Ana Adeva-Bustos is a Researcher at SINTEF, Norway. She works applying and integrating models (e.g., hydraulic, hydro- power optimization and habitat models) to support a more environmental and sustainable management in regulated rivers and reservoirs, under current and future climate. She works evaluating management alternatives and using decision support tools for generating results that are end-user/stakeholder oriented.

Davide Vanzo is Senior Research Assistant at the Laboratory of Hydraulics, Hydrology and Glaciology at the Swiss Federal Institute of Technology (ETH), Switzerland. His research mainly focuses on (i) the investigation of river eco-morphodynamic processes such as sediment dynamics, thermal transport, vegetation and habitat dynamics, river alterations due to hydropower, (ii) the development of numerical modelling strategies to simulate river processes.

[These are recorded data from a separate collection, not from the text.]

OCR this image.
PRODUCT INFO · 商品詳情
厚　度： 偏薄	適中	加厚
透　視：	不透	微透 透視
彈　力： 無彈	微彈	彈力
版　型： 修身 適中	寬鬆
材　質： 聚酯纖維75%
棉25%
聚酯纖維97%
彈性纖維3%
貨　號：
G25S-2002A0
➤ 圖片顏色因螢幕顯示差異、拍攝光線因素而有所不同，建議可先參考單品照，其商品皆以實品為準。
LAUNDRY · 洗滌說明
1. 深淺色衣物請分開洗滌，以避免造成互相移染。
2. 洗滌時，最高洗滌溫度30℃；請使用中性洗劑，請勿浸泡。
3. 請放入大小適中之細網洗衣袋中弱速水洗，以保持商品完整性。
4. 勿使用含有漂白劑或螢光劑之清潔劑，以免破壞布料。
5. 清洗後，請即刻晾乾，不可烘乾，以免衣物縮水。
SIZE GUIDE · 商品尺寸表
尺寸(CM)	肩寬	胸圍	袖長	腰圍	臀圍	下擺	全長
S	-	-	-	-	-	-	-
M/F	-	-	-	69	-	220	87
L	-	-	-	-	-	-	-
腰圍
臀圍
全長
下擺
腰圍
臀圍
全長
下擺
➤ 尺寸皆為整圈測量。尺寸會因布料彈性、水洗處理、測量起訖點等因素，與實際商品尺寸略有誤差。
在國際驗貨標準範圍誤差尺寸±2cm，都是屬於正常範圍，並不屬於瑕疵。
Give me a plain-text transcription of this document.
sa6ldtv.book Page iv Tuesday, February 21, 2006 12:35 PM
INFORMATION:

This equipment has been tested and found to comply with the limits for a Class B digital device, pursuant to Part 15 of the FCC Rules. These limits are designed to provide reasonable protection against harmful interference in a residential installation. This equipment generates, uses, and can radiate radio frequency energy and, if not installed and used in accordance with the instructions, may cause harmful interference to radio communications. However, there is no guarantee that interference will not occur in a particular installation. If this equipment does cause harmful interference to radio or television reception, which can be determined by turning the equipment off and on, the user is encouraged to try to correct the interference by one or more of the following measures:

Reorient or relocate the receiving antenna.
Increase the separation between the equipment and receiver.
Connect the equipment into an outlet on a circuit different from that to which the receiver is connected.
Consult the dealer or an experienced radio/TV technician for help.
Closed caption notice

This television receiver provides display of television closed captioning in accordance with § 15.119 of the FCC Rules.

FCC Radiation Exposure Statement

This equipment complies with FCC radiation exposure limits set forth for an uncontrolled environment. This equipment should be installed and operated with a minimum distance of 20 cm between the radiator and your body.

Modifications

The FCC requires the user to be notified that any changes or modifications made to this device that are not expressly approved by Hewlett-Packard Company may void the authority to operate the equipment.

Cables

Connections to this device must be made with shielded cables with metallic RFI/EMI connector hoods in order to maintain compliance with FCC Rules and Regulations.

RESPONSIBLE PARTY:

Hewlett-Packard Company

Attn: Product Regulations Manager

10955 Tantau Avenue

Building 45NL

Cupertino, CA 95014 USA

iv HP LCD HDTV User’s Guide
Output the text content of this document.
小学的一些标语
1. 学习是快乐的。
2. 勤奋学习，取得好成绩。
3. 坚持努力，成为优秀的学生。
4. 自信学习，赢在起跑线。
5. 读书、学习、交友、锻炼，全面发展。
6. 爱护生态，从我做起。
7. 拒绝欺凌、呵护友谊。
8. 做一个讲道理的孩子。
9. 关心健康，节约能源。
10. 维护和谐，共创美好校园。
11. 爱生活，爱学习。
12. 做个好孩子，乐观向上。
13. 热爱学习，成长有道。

Andrew John is a Research Fellow at the University of Melbourne, Australia. His research aims to identify robust climate change adaptation strategies for environmental flows in large, complex river basins. This requires integrated ecohydrological and water resource modelling that supports decision making under deep uncertainly.

Rafael Tinoco is an Assistant Professor at the Department of Civil and Environmental Engineering at the University of Illinois Urbana-Champaign. His research group at the Ecohydraulics and Ecomorphodynamics Laboratory investigates flow-biota- sediment interactions across scales, to address challenges from invasive and endangered species, assessment of nature-based infrastructure, and resilience of fluvial and coastal communities.